HR faces game-changing disruptions as work evolves, finds report
Employees who inhabit the office with their ‘virtual presence’ and super-flexible workforces are just two developments that HR will need to manage in 2030, a report from UK Commission for Employment and Skills (UKCES) has said.
The numbers of older workers, aged 70 and 80, and women in the workplace are expected to increase as a result of societal changes, while the divide between people at the top and bottom of the career ladder will widen.
And as technology evolves, the report predicts, ‘smart algorithms’ could take over routine tasks, while mobile access to the internet will mean employees no longer need to physically attend the office to do their jobs, making ‘virtual work’ commonplace.
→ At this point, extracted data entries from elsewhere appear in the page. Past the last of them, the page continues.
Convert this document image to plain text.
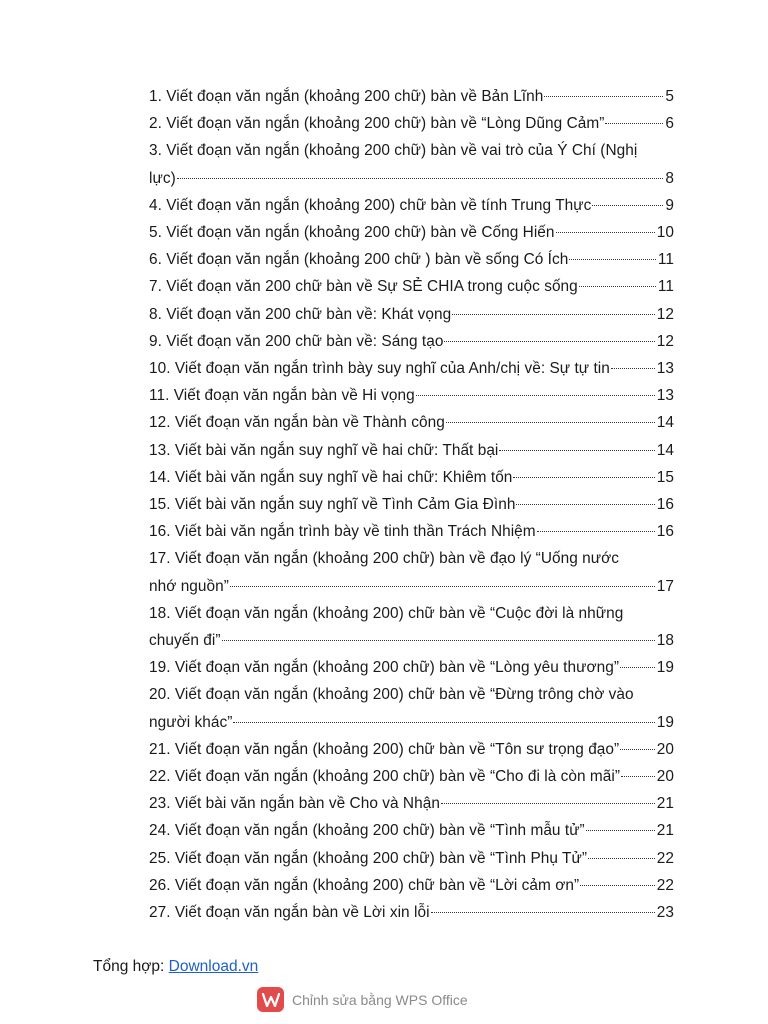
1. Viết đoạn văn ngắn (khoảng 200 chữ) bàn về Bản Lĩnh	5
2. Viết đoạn văn ngắn (khoảng 200 chữ) bàn về “Lòng Dũng Cảm”	6
3. Viết đoạn văn ngắn (khoảng 200 chữ) bàn về vai trò của Ý Chí (Nghị
lực)	8
4. Viết đoạn văn ngắn (khoảng 200) chữ bàn về tính Trung Thực	9
5. Viết đoạn văn ngắn (khoảng 200 chữ) bàn về Cống Hiến	10
6. Viết đoạn văn ngắn (khoảng 200 chữ ) bàn về sống Có Ích	11
7. Viết đoạn văn 200 chữ bàn về Sự SẺ CHIA trong cuộc sống	11
8. Viết đoạn văn 200 chữ bàn về: Khát vọng	12
9. Viết đoạn văn 200 chữ bàn về: Sáng tạo	12
10. Viết đoạn văn ngắn trình bày suy nghĩ của Anh/chị về: Sự tự tin	13
11. Viết đoạn văn ngắn bàn về Hi vọng	13
12. Viết đoạn văn ngắn bàn về Thành công	14
13. Viết bài văn ngắn suy nghĩ về hai chữ: Thất bại	14
14. Viết bài văn ngắn suy nghĩ về hai chữ: Khiêm tốn	15
15. Viết bài văn ngắn suy nghĩ về Tình Cảm Gia Đình	16
16. Viết bài văn ngắn trình bày về tinh thần Trách Nhiệm	16
17. Viết đoạn văn ngắn (khoảng 200 chữ) bàn về đạo lý “Uống nước
nhớ nguồn”	17
18. Viết đoạn văn ngắn (khoảng 200) chữ bàn về “Cuộc đời là những
chuyến đi”	18
19. Viết đoạn văn ngắn (khoảng 200 chữ) bàn về “Lòng yêu thương” 19
20. Viết đoạn văn ngắn (khoảng 200) chữ bàn về “Đừng trông chờ vào
người khác”	19
21. Viết đoạn văn ngắn (khoảng 200) chữ bàn về “Tôn sư trọng đạo” 20
22. Viết đoạn văn ngắn (khoảng 200 chữ) bàn về “Cho đi là còn mãi” 20
23. Viết bài văn ngắn bàn về Cho và Nhận	21
24. Viết đoạn văn ngắn (khoảng 200 chữ) bàn về “Tình mẫu tử”	21
25. Viết đoạn văn ngắn (khoảng 200 chữ) bàn về “Tình Phụ Tử”	22
26. Viết đoạn văn ngắn (khoảng 200) chữ bàn về “Lời cảm ơn”	22
27. Viết đoạn văn ngắn bàn về Lời xin lỗi	23
Tổng hợp: Download.vn
Chỉnh sửa bằng WPS Office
These predictions are outlined in the ‘The Future of Work’ report, published today by UKCES. Its forecasts are based on an analysis of changes that are already happening, which include increasing globalisation, the UK’s ageing workforce, and the growing use of digital technology in every aspect of life. And these predicted outcomes will have profound implications for how employers and HR will work in 2030.
For example, ‘skills activism’ could become the new front line of employee relations as technological innovations automate professional work, prompting a government-led skills programme to re-train those whose jobs are at risk.
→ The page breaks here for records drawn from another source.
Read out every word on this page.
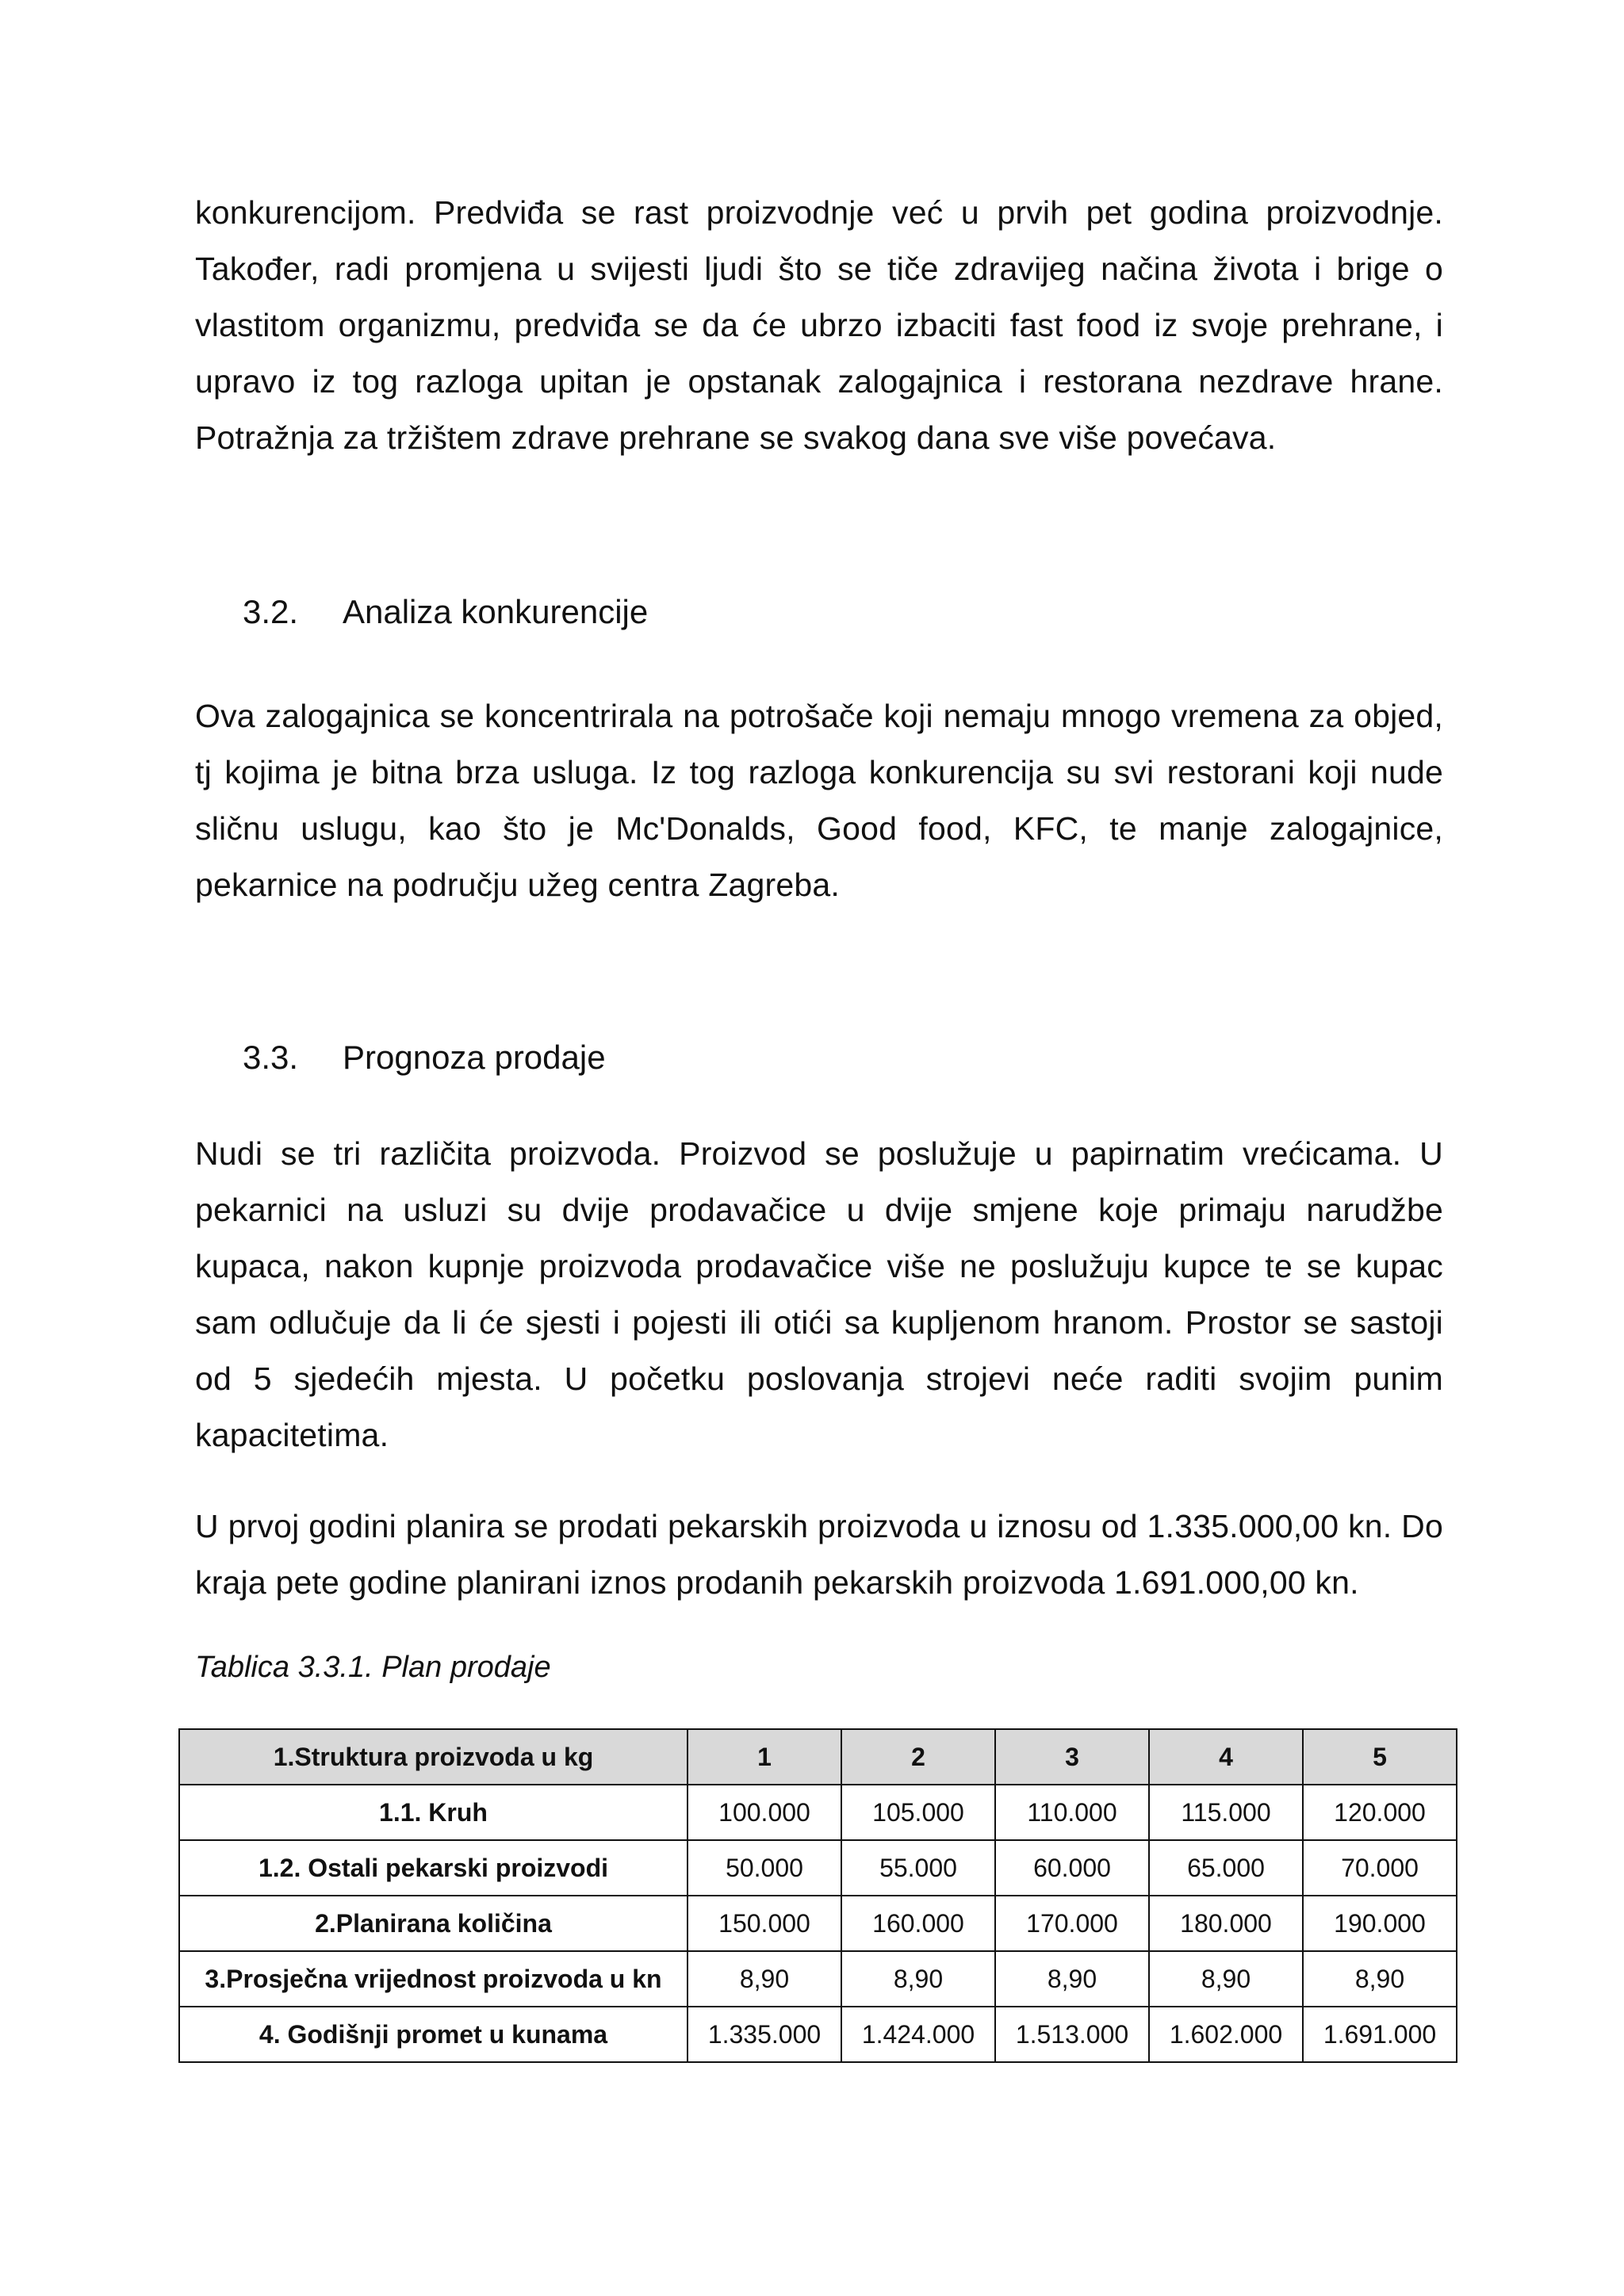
konkurencijom. Predviđa se rast proizvodnje već u prvih pet godina proizvodnje. Također, radi promjena u svijesti ljudi što se tiče zdravijeg načina života i brige o vlastitom organizmu, predviđa se da će ubrzo izbaciti fast food iz svoje prehrane, i upravo iz tog razloga upitan je opstanak zalogajnica i restorana nezdrave hrane. Potražnja za tržištem zdrave prehrane se svakog dana sve više povećava.

3.2. Analiza konkurencije

Ova zalogajnica se koncentrirala na potrošače koji nemaju mnogo vremena za objed, tj kojima je bitna brza usluga. Iz tog razloga konkurencija su svi restorani koji nude sličnu uslugu, kao što je Mc'Donalds, Good food, KFC, te manje zalogajnice, pekarnice na području užeg centra Zagreba.

3.3. Prognoza prodaje

Nudi se tri različita proizvoda. Proizvod se poslužuje u papirnatim vrećicama. U pekarnici na usluzi su dvije prodavačice u dvije smjene koje primaju narudžbe kupaca, nakon kupnje proizvoda prodavačice više ne poslužuju kupce te se kupac sam odlučuje da li će sjesti i pojesti ili otići sa kupljenom hranom. Prostor se sastoji od 5 sjedećih mjesta. U početku poslovanja strojevi neće raditi svojim punim kapacitetima.

U prvoj godini planira se prodati pekarskih proizvoda u iznosu od 1.335.000,00 kn. Do kraja pete godine planirani iznos prodanih pekarskih proizvoda 1.691.000,00 kn.

Tablica 3.3.1. Plan prodaje

1.Struktura proizvoda u kg	1	2	3	4	5
1.1. Kruh	100.000	105.000	110.000	115.000	120.000
1.2. Ostali pekarski proizvodi	50.000	55.000	60.000	65.000	70.000
2.Planirana količina	150.000	160.000	170.000	180.000	190.000
3.Prosječna vrijednost proizvoda u kn	8,90	8,90	8,90	8,90	8,90
4. Godišnji promet u kunama	1.335.000	1.424.000	1.513.000	1.602.000	1.691.000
Employers are expected to require more flexibility from their workforce as they seek greater business agility. UKCES predicts this will mean a decrease in the size of core workforces, moving to a reliance on networks of project-based workers.
The increasing skills gap between people at the top of the career ladder and those at the bottom will mean highly skilled, highly paid professionals will have the clout to demand better work life balance. But the flip side of this will be that employees further down the food chain will face mounting job insecurity.
And multi-generational working, or ‘4G’ (four-generation) workplaces, is likely to become common as people delay retirement. “It will be the first time in human history that this has happened,” said Toby Peyton-Jones, director of HR for Siemens in the UK and North-West Europe, and a commissioner at UKCES. “Will we see inter-generational stress and culture clashes or will this prove to be a positive tension that is part of a wider diversity trend that will drive innovation?”
He said: “Some things are unstoppable forces – the rise of technology, for example. Other influences are subtle and fragile, yet potentially even more significant. I’d count things like the attitudes and culture of people born in the digital generation amongst these.”
Commenting on the rise of flexible working in the future, Ben Willmott, head of public policy at the CIPD, said: "Many more businesses will need to embrace flexible working to meet increasing demand from different parts of a multigenerational workforce. Younger people will likely demand a greater work-life balance, and greater flexibility will be expected by both mums and dads and as well as the growing number of workers who will also be looking after ageing parents or relatives. At the same time, older workers will need and demand more flexible routes into retirement, looking to downshift and work fewer hours rather than simply seeing retirement as a full stop to their working lives.”
The CIPD’s research on flexible working found that it is still mainly restricted to part-time working or flexi-time, although managers do have a greater ability to work remotely. It showed that job shares, term time working, mobile or remote working are still the exception for most employees.